The meeting was organised because the Prime Minister wanted to see examples of how we do business differently and our contribution to the country’s infrastructure both logistical and social.  She wanted to look at how large social enterprises survive and thrive and why there is also a need for smaller local social business which often do a lot of the behind the scenes, quietly creating a social glue through community engagement.

For those of you who are uncertain as to what a social enterprise does; we are commercially run, profit making business that are driven by social aims. Profits are reinvested into social, community and environmental objectives. Compare us to the bosses of our largest companies who take home 242 times more than the minimum wage worker, 108 times more than a nurse, 91 times more than a teacher, 84 times more than a police officer and 197 times more than a care worker. They also get paid far more than the Prime Minister, which astonishes me.

 

We all agree that Mrs May is a busy woman, when we arrived for the meeting, she was still in North London announcing £20 billion for the NHS.  She then sped through the traffic (in a car not a Southern train) to meet us. If she had given the NHS £19 billion and added the last billion to the childcare funding she would have solved the funding crisis in an instance. I did not say this as I am sure it may not have gone down well!

The meeting was open and friendly but we did reference the issues of inequality.  We live in a world where 1,000 of the richest people own 40% of the assets. The gap between the rich and poor is widening and those of us working with the youngest children see the impact of poverty very clearly.

One in four children in London live in poverty. Statistics suggest they will get lower GCSE grades, have a harder time finding a job, earn less and die younger, due to nothing else other than the circumstances into which they were born. They are also twice as likely to be obese with all the attendant health, economic and social implications. In other words, inequality harms our physical and mental health, hinders our education, damages our economy, restricts social mobility, reduces levels of trust and civic participation and weakens the social ties that bind us.

 

We had an hour of the Prime Minister’s time that translated into about 3 to 4 minutes each to pitch our ideas from two standpoints: what each social enterprise sector needs to support them and how we can help the Government. In essence the asks were summed up as :

Please Prime Minister:
– Champion the social enterprise model as a central part of public services delivery not a separate add on for special circumstances.
– Strengthen the implementation of the Social Value Act and remove its Cinderella status and make it the belle of the ball.
– Examine how social enterprise can form Procurement Consortia.
– Help small community housing providers to access finance and business support.
– Conduct some research to identify all childcare organisations that define themselves as social enterprises and find common denominators in terms of structure, business model, pedagogy, staffing approach and social impact.
– I asked that Early Years and nurseries were given a central role in the up and coming obesity strategy.  Sadly, that was too late as the obesity strategy was released on Sunday and it failed to mention nurseries and the power we have to drive change by early intervention.

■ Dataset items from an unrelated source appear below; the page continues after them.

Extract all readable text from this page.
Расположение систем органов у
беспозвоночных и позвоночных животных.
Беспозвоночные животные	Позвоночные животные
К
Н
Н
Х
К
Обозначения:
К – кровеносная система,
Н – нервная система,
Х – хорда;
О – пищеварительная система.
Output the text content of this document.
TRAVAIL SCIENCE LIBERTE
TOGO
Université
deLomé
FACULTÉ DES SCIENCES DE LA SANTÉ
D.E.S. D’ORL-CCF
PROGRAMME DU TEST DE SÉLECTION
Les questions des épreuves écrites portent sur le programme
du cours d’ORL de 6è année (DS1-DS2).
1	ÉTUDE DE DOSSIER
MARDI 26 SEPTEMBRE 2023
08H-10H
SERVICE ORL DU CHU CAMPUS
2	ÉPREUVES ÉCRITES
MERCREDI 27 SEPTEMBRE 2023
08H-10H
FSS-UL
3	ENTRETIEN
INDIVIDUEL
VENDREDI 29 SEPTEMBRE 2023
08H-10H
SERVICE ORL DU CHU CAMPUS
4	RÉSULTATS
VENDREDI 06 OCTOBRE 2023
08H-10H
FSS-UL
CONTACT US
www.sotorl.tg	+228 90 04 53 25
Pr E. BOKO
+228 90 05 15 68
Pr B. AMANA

The Prime Ministers closing words were positive and clear:
– We are here to work with you.
– We will follow up on your ideas.
– Keep engaging with DCMS.
– Support for social enterprise to enable you to do more – we know you create more value and impact – beyond your core mission of housing or child care.
– Encourage Local Authorities to value social enterprise.
– Support for small scale contracts.
– Consortia idea – we will look at how to do this.

So thank you Mrs May. I hope our visit provided a light in the Brexit gloom. We have sympathy with the challenge to hold your disparate team to account. Shame there isn’t any performance management in place for unruly politicians who complain loudly but have no sensible solutions. I remember suggesting this to a previous Secretary of State whose junior Minister was allowed to make decisions which crippled early years for a long time…. But that’s another story altogether!